With the Covid pandemic, auctions for arts, antiques and other high-value goods, such as industrial machinery, have rapidly moved online. One of the key facilitators of this shift has been Auction Technology Group plc (ATG), which supplies auction houses in the UK and abroad with access to its online bidding platforms. Last month, ATG announced plans to buy one of North America’s major online auction platforms, LiveAuctioneers, and this week the Competition & Markets Authority (CMA) said that it would be taking a closer look at the deal.
Online bidding platforms – such as ATG’s thesaleroom.com – let auction houses include both on-site and online bidders in their auctions. Auction houses like online bidding platforms as it lets them access a much wider group of potential buyers, while buyers using these platforms benefit from convenient access to sales at multiple auction houses.
ATG comes to the CMA’s attention
ATG, which started out in the 1970s as the Antiques Trade Gazette, has built up a strong position in the UK market. So strong that, in 2016, competitors complained to the CMA that ATG was taking advantage by: (i) requiring exclusivity from auction house customers, (ii) insisting on receiving terms from auction houses that were no less favourable than its competitors and/or (iii) restricting auction houses from advertising or promoting offers from ATG’s competitors. While not conceding that it had done anything wrong, ATG gave a commitment to the CMA in 2017 that it would no longer include these terms in its customer contracts.

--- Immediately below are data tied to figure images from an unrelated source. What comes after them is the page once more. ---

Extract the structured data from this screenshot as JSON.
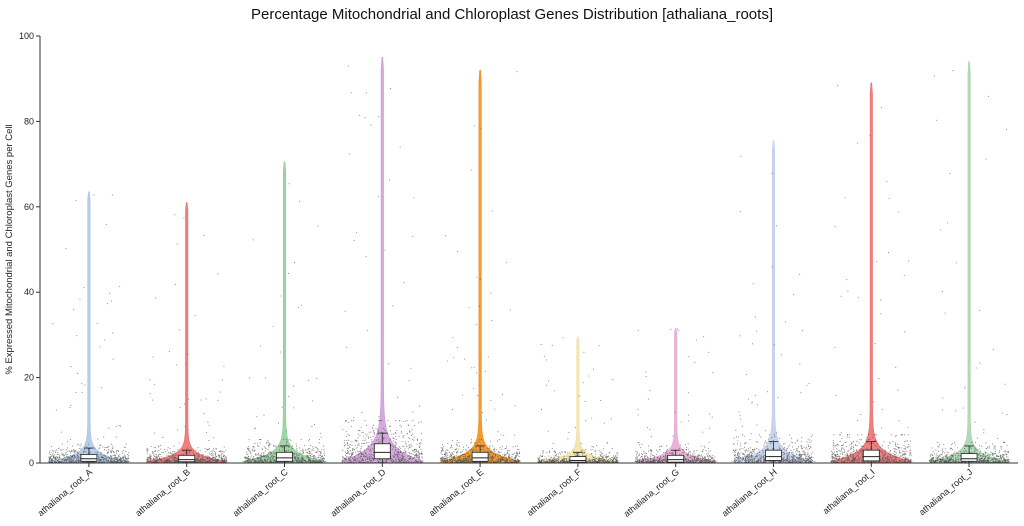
{
  "chart_data": {
    "type": "violin",
    "title": "Percentage Mitochondrial and Chloroplast Genes Distribution [athaliana_roots]",
    "xlabel": "",
    "ylabel": "% Expressed Mitochondrial and Chloroplast Genes per Cell",
    "ylim": [
      0,
      100
    ],
    "yticks": [
      0,
      20,
      40,
      60,
      80,
      100
    ],
    "grid": false,
    "legend": "none",
    "categories": [
      "athaliana_root_A",
      "athaliana_root_B",
      "athaliana_root_C",
      "athaliana_root_D",
      "athaliana_root_E",
      "athaliana_root_F",
      "athaliana_root_G",
      "athaliana_root_H",
      "athaliana_root_I",
      "athaliana_root_J"
    ],
    "series": [
      {
        "category": "athaliana_root_A",
        "color": "#a9c4e8",
        "max": 63.5,
        "q1": 0.4,
        "median": 1.0,
        "q3": 2.0,
        "whisker_low": 0,
        "whisker_high": 3.5
      },
      {
        "category": "athaliana_root_B",
        "color": "#ec6a6a",
        "max": 61.0,
        "q1": 0.3,
        "median": 0.8,
        "q3": 1.8,
        "whisker_low": 0,
        "whisker_high": 3.0
      },
      {
        "category": "athaliana_root_C",
        "color": "#90cc98",
        "max": 70.5,
        "q1": 0.4,
        "median": 1.2,
        "q3": 2.5,
        "whisker_low": 0,
        "whisker_high": 4.0
      },
      {
        "category": "athaliana_root_D",
        "color": "#cc9ad6",
        "max": 95.0,
        "q1": 1.0,
        "median": 2.5,
        "q3": 4.5,
        "whisker_low": 0,
        "whisker_high": 7.0
      },
      {
        "category": "athaliana_root_E",
        "color": "#f08a10",
        "max": 92.0,
        "q1": 0.4,
        "median": 1.2,
        "q3": 2.5,
        "whisker_low": 0,
        "whisker_high": 4.0
      },
      {
        "category": "athaliana_root_F",
        "color": "#f2e0a4",
        "max": 29.5,
        "q1": 0.2,
        "median": 0.6,
        "q3": 1.5,
        "whisker_low": 0,
        "whisker_high": 2.5
      },
      {
        "category": "athaliana_root_G",
        "color": "#e6a6d2",
        "max": 31.5,
        "q1": 0.2,
        "median": 0.8,
        "q3": 1.8,
        "whisker_low": 0,
        "whisker_high": 3.0
      },
      {
        "category": "athaliana_root_H",
        "color": "#c2cdec",
        "max": 75.5,
        "q1": 0.6,
        "median": 1.5,
        "q3": 3.0,
        "whisker_low": 0,
        "whisker_high": 5.0
      },
      {
        "category": "athaliana_root_I",
        "color": "#ec6a6a",
        "max": 89.0,
        "q1": 0.5,
        "median": 1.5,
        "q3": 3.0,
        "whisker_low": 0,
        "whisker_high": 5.0
      },
      {
        "category": "athaliana_root_J",
        "color": "#a4d4ac",
        "max": 94.0,
        "q1": 0.4,
        "median": 1.0,
        "q3": 2.2,
        "whisker_low": 0,
        "whisker_high": 4.0
      }
    ]
  }
}
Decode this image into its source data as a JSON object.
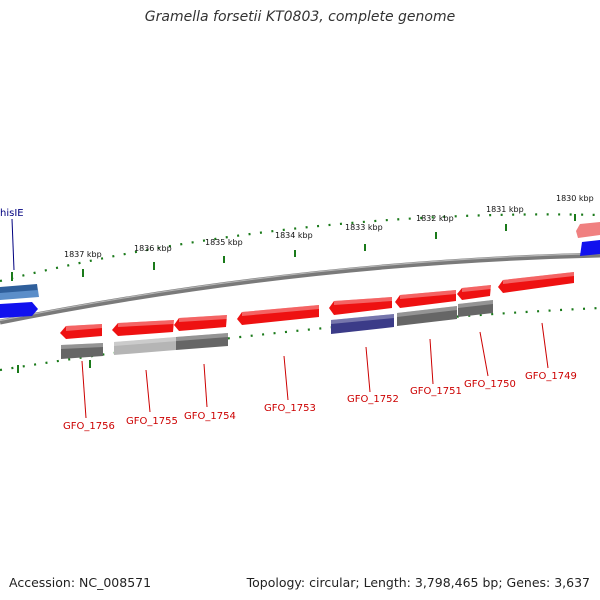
{
  "title": "Gramella forsetii KT0803, complete genome",
  "footer": {
    "accession": "Accession: NC_008571",
    "summary": "Topology: circular; Length: 3,798,465 bp; Genes: 3,637"
  },
  "colors": {
    "backbone": "#7a7a7a",
    "tick": "#1a7a1a",
    "gene_red": "#ee1111",
    "gene_label": "#cc0000",
    "gene_blue": "#1111ee",
    "gene_light_blue": "#5b8ec9",
    "gene_purple": "#3b3b88",
    "gene_grey": "#666666",
    "gene_light_grey": "#b5b5b5",
    "gene_pink": "#f08080"
  },
  "kbp_labels": [
    "1837 kbp",
    "1836 kbp",
    "1835 kbp",
    "1834 kbp",
    "1833 kbp",
    "1832 kbp",
    "1831 kbp",
    "1830 kbp"
  ],
  "highlight_label": "hisIE",
  "gene_labels": [
    "GFO_1756",
    "GFO_1755",
    "GFO_1754",
    "GFO_1753",
    "GFO_1752",
    "GFO_1751",
    "GFO_1750",
    "GFO_1749"
  ]
}
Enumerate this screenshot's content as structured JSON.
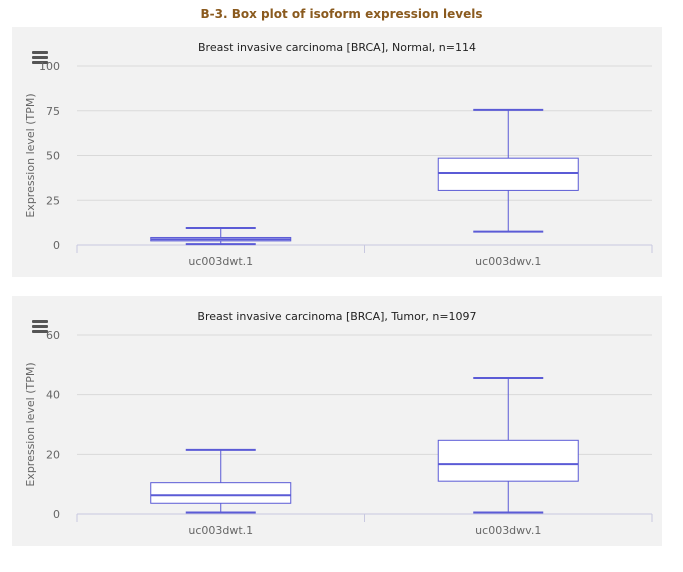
{
  "page": {
    "title": "B-3. Box plot of isoform expression levels"
  },
  "colors": {
    "title": "#8a5a1e",
    "box_stroke": "#5b5bd6",
    "panel_bg": "#f2f2f2",
    "grid": "#d9d9d9"
  },
  "icons": {
    "menu": "hamburger-menu-icon"
  },
  "chart_data": [
    {
      "type": "box",
      "title": "Breast invasive carcinoma [BRCA], Normal, n=114",
      "ylabel": "Expression level (TPM)",
      "ylim": [
        0,
        100
      ],
      "yticks": [
        0,
        25,
        50,
        75,
        100
      ],
      "grid": true,
      "categories": [
        "uc003dwt.1",
        "uc003dwv.1"
      ],
      "boxes": [
        {
          "min": 0.5,
          "q1": 2.3,
          "median": 3.2,
          "q3": 4.2,
          "max": 9.5
        },
        {
          "min": 7.5,
          "q1": 30.5,
          "median": 40.2,
          "q3": 48.5,
          "max": 75.5
        }
      ]
    },
    {
      "type": "box",
      "title": "Breast invasive carcinoma [BRCA], Tumor, n=1097",
      "ylabel": "Expression level (TPM)",
      "ylim": [
        0,
        60
      ],
      "yticks": [
        0,
        20,
        40,
        60
      ],
      "grid": true,
      "categories": [
        "uc003dwt.1",
        "uc003dwv.1"
      ],
      "boxes": [
        {
          "min": 0.5,
          "q1": 3.6,
          "median": 6.3,
          "q3": 10.5,
          "max": 21.5
        },
        {
          "min": 0.5,
          "q1": 11.0,
          "median": 16.7,
          "q3": 24.7,
          "max": 45.6
        }
      ]
    }
  ]
}
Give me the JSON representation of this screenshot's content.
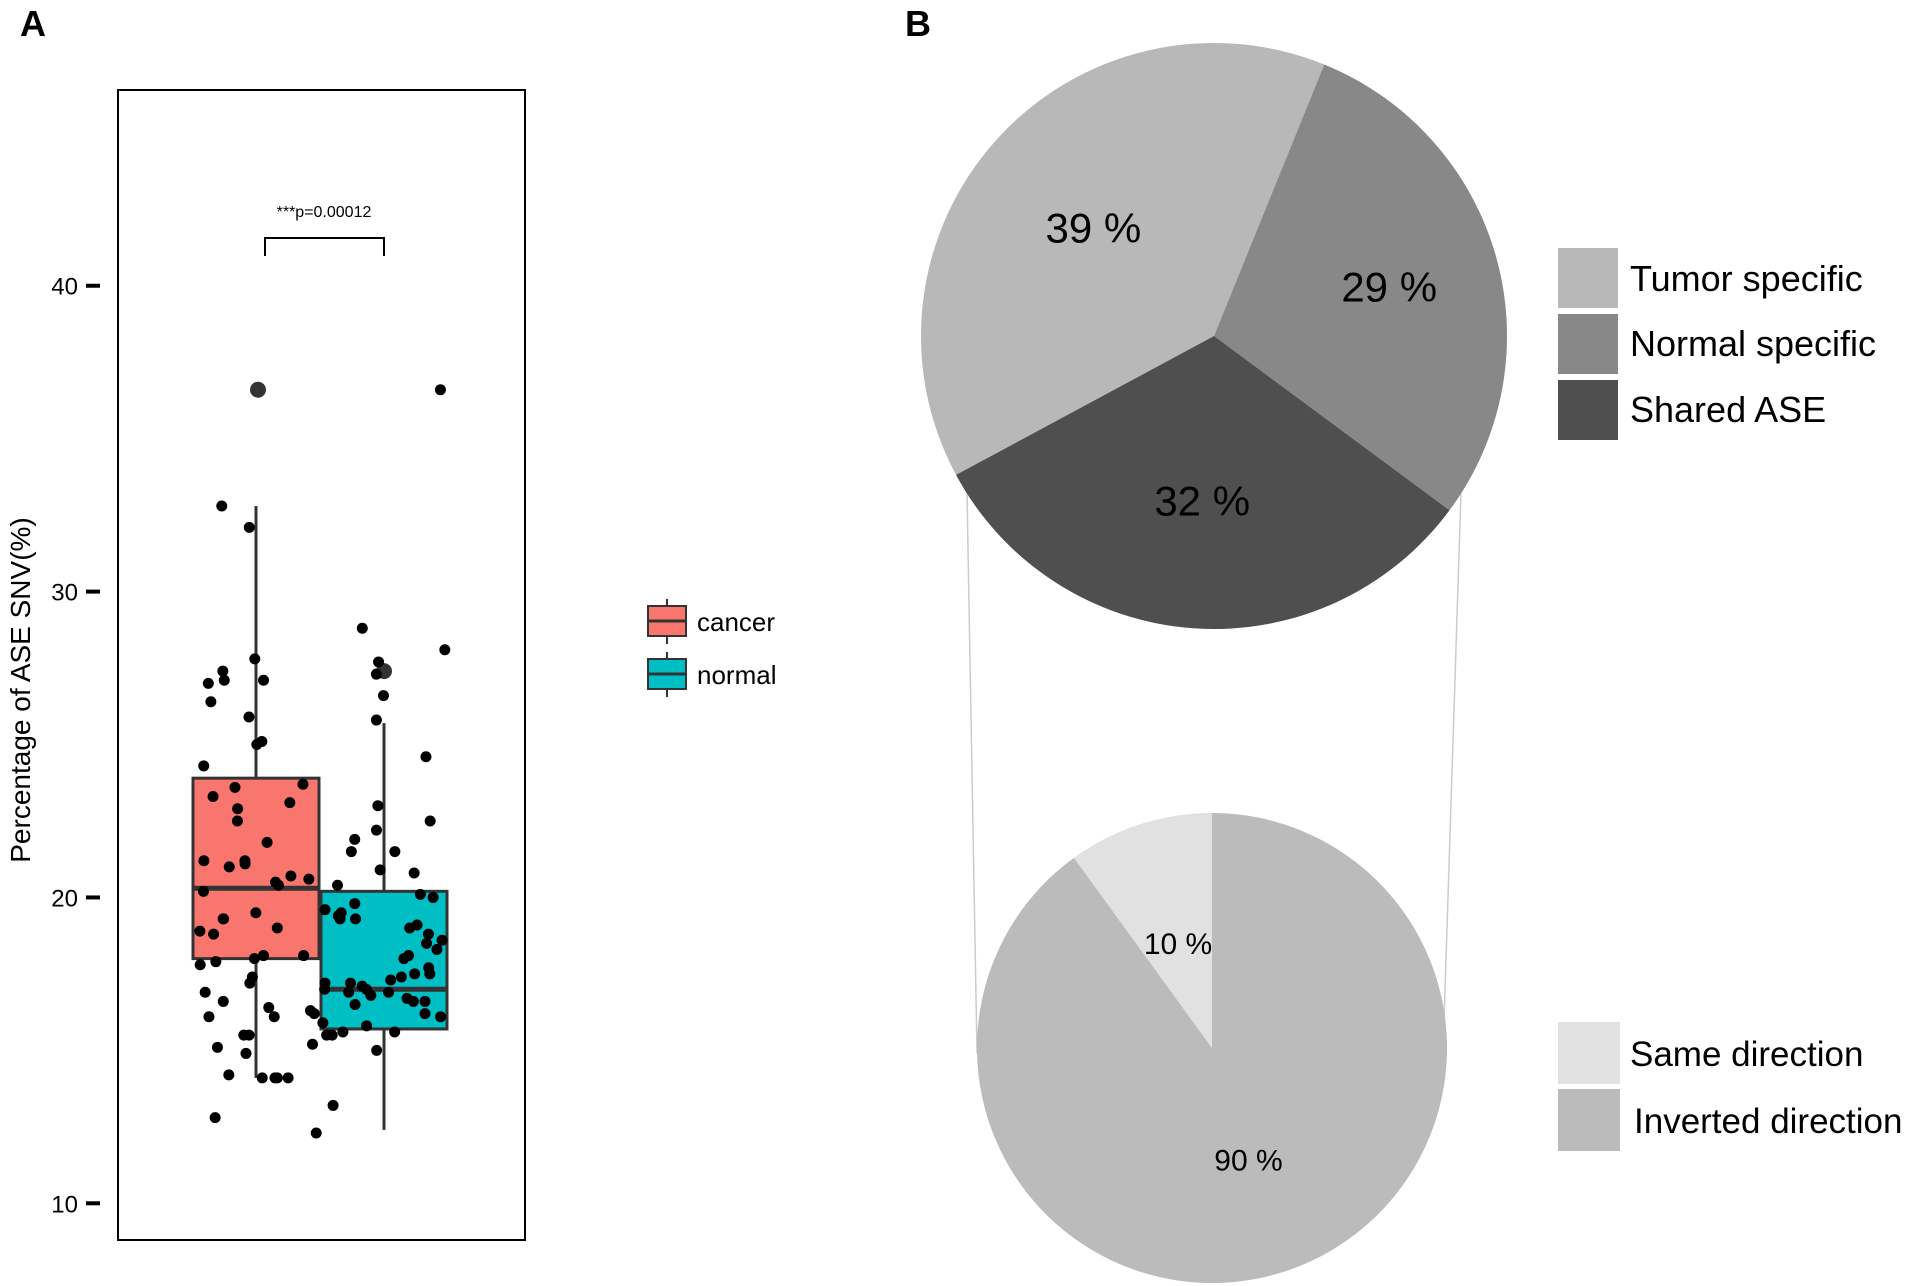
{
  "panel_a": {
    "label": "A",
    "chart_data": {
      "type": "box",
      "ylabel": "Percentage of ASE SNV(%)",
      "ylim": [
        8.8,
        46.4
      ],
      "yticks": [
        10,
        20,
        30,
        40
      ],
      "annotation": "***p=0.00012",
      "legend_position": "right",
      "series": [
        {
          "name": "cancer",
          "color": "#F8766D",
          "box": {
            "q1": 18.0,
            "median": 20.3,
            "q3": 23.9,
            "whisker_low": 14.1,
            "whisker_high": 32.8
          },
          "outliers": [
            36.6
          ],
          "points": [
            27.8,
            27.1,
            27.0,
            27.1,
            25.9,
            25.0,
            24.3,
            23.7,
            21.8,
            21.2,
            21.0,
            20.7,
            20.5,
            20.2,
            19.5,
            19.3,
            19.0,
            18.8,
            18.1,
            18.0,
            17.9,
            17.8,
            16.3,
            16.2,
            16.1,
            15.5,
            15.2,
            15.1,
            14.9,
            14.1,
            14.1,
            14.2,
            12.8,
            12.3,
            32.1,
            27.4,
            25.1,
            23.6,
            23.3,
            23.1,
            22.9,
            22.5,
            21.2,
            20.6,
            19.3,
            18.1,
            17.4,
            16.6,
            16.4,
            15.5,
            14.1,
            14.1,
            26.4,
            32.8,
            17.2,
            16.9,
            18.9,
            21.1,
            20.4,
            16.1
          ]
        },
        {
          "name": "normal",
          "color": "#00BFC4",
          "box": {
            "q1": 15.7,
            "median": 17.0,
            "q3": 20.2,
            "whisker_low": 12.4,
            "whisker_high": 25.7
          },
          "outliers": [
            27.4
          ],
          "points": [
            36.6,
            28.8,
            27.3,
            26.6,
            25.8,
            24.6,
            23.0,
            22.2,
            21.9,
            21.5,
            20.8,
            19.4,
            19.3,
            19.1,
            18.8,
            18.6,
            18.3,
            17.7,
            17.5,
            17.4,
            17.3,
            17.2,
            17.1,
            17.0,
            16.9,
            16.8,
            16.7,
            16.6,
            16.5,
            16.1,
            15.9,
            15.8,
            15.6,
            15.0,
            13.2,
            28.1,
            27.7,
            22.5,
            21.5,
            20.9,
            20.4,
            20.1,
            20.0,
            19.8,
            19.6,
            19.5,
            19.0,
            18.1,
            18.0,
            17.5,
            17.2,
            16.6,
            15.6,
            15.5,
            15.5,
            17.0,
            16.9,
            16.2,
            18.5,
            19.3
          ]
        }
      ]
    }
  },
  "panel_b": {
    "label": "B",
    "chart_data": [
      {
        "type": "pie",
        "slices": [
          {
            "label": "Tumor specific",
            "value": 39,
            "text": "39 %",
            "color": "#B8B8B8"
          },
          {
            "label": "Normal specific",
            "value": 29,
            "text": "29 %",
            "color": "#888888"
          },
          {
            "label": "Shared ASE",
            "value": 32,
            "text": "32 %",
            "color": "#4F4F4F"
          }
        ]
      },
      {
        "type": "pie",
        "slices": [
          {
            "label": "Same direction",
            "value": 10,
            "text": "10 %",
            "color": "#E1E1E1"
          },
          {
            "label": "Inverted direction",
            "value": 90,
            "text": "90 %",
            "color": "#BBBBBB"
          }
        ]
      }
    ]
  }
}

Having got onto its radar, the CMA called-in ATG’s 2018 acquisition of the European auction platform Lot-tissimo for review. However, the CMA quickly cleared the deal once it found that UK collectors did not use the Lot-tissimo platform to any significant degree, and that Lot-tissimo did not have any plans to expand into the UK to compete more directly with ATG. The CMA’s clearance was no doubt helped by the fact that in 2017, when looking into complaints about ATG’s behaviour, it had identified seven other competitors to ATG, none of which were Lot-tissimo.
Industry consolidation continues
In 2018, three of ATG’s UK competitors – UK Auctioneers, BidonThis and The Auction Room – merged to create the UK’s second largest auction platform, working with 15% of the UK’s auction houses.
Further consolidation followed in early 2020 when the private equity firm TA Associates, acquired both ATG and Proxibid, another of ATG’s seven UK competitors (as identified by the CMA in 2017).
Neither transaction was formally reviewed by the CMA.
CMA review of ATG / Live Auctioneers
So now we reach 2021. The seven competitors to ATG that the CMA identified in 2017 have consolidated down to four:
- BidonThis/UK Auctioneers/The Auction Room (BoT/UKA)
- Easy Live Auctions
- Invaluable and
- Live Auctioneers.
ATG’s plan to buy Live Auctioneers will reduce the number of competitor online auction platforms to three (assuming there has been no significant new entry since 2017).
It is easy to see ATG having some challenges in getting the Live Auctioneers acquisition past the CMA, especially given the CMA’s well publicised concerns about consolidation in digital markets. Much will depend on the strength of the competition offered by BoT/UKA, Easy Live Auctions and Invaluable.
If the CMA concludes that ATG’s acquisition of Live Auctioneers is likely to reduce competition, a solution may not be easy to come by. Typically, we might expect the CMA to require the sale of Live Auctioneer’s UK business so that it can continue competing with ATG in the UK, while allowing ATG to buy Live Auctioneer’s much larger North American business.
However, whether such a solution will work here depends on Live Auctioneers having a viable UK business to divest. Assuming Live Auctioneers can, technically, split its platform into separate US and UK sites, there will be a question over whether UK auction houses will keep using the divested Live Auctioneers’ UK site once it is no longer connected to the pool of US buyers that came with Live Auctioneers’ ownership. It is easy to imagine buyers and auction houses deserting the divested business in favour of larger platforms, such as ATG’s. In other words, divesting the UK business may not be effective in maintaining the number of competitors to ATG.
More fundamentally, the CMA will need to consider whether fewer online auction platforms is actually a problem given the potential benefit to auction houses and collectors from accessing a wider pool of sales on a single site. It will be an interesting test of the CMA’s get tough approach to consolidation in digital markets.